Monday, May 31, 2010

WAVE - Morrigan - Monolith "II"

Morrigan
Monolith"II"
[WAVE; 2010]
8.8



Doujin music is not a very profitable business, and while it is hard to make big money off of, it's even harder to become a big name in the community with the "big names" seemingly chosen at complete random. With the release of Monolith "II", we are greeted with a piracy warning on the back of the CD:



It is no surprise that music piracy is a problem in the doujin music community, as the artists are releasing music for a profit, just like everyone else. However, I have never recalled a time when a circle spoke out against music thief, and WAVE is so far one of the only circles to date to put an anti-piracy warning on their releases to date.

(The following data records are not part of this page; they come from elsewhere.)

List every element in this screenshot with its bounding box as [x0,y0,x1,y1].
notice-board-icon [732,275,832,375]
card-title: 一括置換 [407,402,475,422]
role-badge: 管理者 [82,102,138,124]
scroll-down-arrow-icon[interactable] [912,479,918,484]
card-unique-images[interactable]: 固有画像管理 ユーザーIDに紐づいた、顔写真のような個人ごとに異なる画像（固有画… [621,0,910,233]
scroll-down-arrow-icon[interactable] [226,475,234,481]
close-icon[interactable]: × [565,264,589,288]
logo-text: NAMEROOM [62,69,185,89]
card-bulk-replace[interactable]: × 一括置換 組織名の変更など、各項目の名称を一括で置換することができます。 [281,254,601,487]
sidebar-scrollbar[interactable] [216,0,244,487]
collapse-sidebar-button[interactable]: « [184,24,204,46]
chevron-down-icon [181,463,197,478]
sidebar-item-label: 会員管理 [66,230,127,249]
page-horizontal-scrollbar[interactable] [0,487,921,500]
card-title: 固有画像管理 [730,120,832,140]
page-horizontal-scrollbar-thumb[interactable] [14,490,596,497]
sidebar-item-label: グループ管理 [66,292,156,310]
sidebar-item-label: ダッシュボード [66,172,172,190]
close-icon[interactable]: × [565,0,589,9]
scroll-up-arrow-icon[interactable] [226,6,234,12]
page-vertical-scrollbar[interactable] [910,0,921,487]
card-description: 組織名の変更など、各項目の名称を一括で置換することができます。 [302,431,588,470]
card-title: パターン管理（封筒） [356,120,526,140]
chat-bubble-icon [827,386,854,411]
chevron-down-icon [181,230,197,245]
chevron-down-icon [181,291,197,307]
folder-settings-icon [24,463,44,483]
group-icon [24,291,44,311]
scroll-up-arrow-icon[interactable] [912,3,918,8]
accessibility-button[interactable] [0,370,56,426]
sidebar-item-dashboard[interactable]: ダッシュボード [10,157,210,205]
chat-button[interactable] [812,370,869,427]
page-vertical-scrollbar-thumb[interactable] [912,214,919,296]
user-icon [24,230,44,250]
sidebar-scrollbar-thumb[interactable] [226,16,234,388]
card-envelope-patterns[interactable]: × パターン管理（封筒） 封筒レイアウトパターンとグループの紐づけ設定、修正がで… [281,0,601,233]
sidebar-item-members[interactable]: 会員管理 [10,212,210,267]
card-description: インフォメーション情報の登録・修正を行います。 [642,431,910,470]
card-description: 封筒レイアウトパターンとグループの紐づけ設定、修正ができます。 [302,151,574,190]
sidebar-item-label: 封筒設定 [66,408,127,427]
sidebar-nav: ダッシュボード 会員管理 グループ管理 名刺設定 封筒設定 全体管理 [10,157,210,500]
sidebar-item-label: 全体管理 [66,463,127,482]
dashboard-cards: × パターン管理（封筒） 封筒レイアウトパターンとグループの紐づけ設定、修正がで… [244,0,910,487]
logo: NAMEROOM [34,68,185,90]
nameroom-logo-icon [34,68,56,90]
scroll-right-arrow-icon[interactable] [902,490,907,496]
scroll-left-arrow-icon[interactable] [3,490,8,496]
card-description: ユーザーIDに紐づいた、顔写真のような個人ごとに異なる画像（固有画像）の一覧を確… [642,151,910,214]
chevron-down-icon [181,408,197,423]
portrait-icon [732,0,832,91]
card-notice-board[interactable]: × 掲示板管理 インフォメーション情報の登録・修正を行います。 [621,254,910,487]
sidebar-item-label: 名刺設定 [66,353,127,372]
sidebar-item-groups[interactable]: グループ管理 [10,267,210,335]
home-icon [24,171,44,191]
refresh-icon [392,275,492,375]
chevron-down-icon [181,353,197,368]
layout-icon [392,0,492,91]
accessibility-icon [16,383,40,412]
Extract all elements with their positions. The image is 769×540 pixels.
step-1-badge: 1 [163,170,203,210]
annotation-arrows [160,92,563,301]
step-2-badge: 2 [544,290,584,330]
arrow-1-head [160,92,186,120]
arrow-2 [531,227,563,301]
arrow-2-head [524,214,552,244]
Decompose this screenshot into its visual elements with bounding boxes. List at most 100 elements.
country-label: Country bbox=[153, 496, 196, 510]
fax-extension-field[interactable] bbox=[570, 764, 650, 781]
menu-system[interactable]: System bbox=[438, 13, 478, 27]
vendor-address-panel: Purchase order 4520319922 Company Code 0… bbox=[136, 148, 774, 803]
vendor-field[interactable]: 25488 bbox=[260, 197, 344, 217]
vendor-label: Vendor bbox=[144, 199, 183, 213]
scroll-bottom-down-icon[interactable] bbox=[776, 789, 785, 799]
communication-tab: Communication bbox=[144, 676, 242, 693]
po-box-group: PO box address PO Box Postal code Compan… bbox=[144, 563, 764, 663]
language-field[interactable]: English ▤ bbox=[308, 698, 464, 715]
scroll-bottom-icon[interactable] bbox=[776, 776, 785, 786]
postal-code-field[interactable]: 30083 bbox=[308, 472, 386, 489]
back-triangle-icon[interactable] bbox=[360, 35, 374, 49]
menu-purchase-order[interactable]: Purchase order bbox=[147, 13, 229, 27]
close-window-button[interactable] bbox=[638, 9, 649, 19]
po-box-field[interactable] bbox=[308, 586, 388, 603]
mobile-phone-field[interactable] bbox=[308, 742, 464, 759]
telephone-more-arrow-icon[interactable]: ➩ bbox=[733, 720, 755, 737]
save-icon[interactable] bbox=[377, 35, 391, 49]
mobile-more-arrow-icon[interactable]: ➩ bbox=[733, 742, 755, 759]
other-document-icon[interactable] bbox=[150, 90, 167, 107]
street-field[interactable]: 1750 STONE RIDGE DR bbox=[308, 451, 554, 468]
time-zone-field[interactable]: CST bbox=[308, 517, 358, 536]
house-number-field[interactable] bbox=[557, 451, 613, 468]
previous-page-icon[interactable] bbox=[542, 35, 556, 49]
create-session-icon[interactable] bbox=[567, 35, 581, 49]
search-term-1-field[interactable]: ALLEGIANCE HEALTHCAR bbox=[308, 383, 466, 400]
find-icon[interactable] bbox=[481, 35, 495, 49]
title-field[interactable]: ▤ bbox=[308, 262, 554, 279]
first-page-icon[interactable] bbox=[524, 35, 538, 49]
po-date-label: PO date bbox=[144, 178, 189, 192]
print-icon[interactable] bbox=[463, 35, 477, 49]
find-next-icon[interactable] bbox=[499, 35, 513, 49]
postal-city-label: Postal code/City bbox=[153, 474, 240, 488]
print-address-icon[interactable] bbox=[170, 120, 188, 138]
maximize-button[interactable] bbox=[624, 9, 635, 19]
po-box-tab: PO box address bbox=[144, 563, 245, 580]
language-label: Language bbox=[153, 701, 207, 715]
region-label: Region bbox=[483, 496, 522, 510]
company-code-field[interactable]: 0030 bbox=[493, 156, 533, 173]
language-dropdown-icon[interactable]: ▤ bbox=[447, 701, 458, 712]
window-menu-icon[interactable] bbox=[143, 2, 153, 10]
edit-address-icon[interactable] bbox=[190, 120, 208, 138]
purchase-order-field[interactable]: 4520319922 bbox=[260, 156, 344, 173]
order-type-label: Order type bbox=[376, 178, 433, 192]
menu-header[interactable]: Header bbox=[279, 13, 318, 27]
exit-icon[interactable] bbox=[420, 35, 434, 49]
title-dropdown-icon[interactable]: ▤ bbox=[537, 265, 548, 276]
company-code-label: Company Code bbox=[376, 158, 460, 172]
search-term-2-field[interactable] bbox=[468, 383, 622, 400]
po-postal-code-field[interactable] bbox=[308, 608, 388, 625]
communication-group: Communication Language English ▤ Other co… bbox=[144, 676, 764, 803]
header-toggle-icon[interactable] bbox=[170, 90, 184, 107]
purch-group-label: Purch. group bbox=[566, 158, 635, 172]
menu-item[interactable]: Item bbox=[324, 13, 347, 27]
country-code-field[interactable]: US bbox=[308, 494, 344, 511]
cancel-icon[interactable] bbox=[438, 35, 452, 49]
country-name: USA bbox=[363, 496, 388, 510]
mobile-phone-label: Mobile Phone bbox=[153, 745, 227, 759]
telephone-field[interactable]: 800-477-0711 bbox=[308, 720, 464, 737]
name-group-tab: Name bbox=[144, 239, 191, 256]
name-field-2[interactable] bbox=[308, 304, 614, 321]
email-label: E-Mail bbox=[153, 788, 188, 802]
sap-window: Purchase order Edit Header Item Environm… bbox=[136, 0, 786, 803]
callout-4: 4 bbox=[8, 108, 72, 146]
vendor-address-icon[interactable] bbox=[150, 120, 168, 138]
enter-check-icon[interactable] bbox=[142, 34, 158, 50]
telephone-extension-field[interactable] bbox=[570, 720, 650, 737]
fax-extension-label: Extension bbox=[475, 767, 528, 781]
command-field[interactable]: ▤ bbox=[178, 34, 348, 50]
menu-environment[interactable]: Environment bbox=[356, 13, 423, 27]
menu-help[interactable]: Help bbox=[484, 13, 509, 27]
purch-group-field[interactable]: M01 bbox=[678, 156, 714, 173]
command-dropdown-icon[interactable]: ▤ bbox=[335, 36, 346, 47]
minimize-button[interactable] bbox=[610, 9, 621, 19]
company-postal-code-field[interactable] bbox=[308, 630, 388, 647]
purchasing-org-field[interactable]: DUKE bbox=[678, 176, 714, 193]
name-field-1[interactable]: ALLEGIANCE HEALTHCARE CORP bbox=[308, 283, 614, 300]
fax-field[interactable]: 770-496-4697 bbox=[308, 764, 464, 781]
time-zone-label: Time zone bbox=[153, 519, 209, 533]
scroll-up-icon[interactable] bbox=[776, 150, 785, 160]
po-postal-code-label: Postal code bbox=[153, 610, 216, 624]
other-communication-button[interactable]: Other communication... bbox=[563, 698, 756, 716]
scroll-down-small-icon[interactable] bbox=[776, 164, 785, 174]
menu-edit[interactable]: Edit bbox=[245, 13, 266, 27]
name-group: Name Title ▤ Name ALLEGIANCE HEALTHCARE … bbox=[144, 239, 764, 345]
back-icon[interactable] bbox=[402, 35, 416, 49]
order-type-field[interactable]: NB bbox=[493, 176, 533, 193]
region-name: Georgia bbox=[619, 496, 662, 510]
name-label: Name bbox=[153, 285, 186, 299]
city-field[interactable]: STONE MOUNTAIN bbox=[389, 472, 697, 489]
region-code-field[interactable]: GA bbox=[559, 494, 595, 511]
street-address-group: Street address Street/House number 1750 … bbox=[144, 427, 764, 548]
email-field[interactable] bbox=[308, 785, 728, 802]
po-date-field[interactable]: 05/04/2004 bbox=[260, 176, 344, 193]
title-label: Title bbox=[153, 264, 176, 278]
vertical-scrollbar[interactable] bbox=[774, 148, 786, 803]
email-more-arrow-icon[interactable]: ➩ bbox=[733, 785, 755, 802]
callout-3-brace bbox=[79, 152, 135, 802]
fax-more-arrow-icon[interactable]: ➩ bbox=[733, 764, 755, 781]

The three-track Monolith "II" is so ambitious for a self-release that it would be forgivable to mistake him for being under a label. It opens up with the ethnic-dance jam Reventon, which puts the listener off-guard when the deep pulsating yet relaxing bass of Peak Lounge. The title track Monolith "II" has a heavier bass with breaks and ambient drones and synth melodies, one-upping the likes of The Flashbulb by doing the one thing he could never accomplish: Dedicating enough time to a track for it to actually evolve.

With the amount of effort put into these 19 minutes and 47 seconds of music, it becomes very easy to see why WAVE are so pissed off. We all have heard a number of boring and run-of-the-mill doujin albums that are just so typical, uninventive, and a chore to listen to that we feel no guilt for not throwing so much as a penny into their rattling cup for smearing our car windows with wet newspaper. Morrigan has not only cleaned out windshield, he has also vacuumed the interior, waxed the rims, fixed the dents, and got rid of the Lord knows how many scratches on the side door. When you try this hard and nobody gives you a dime, you have a right to be pissed off, so rain hell down upon me for getting this off of mediafire!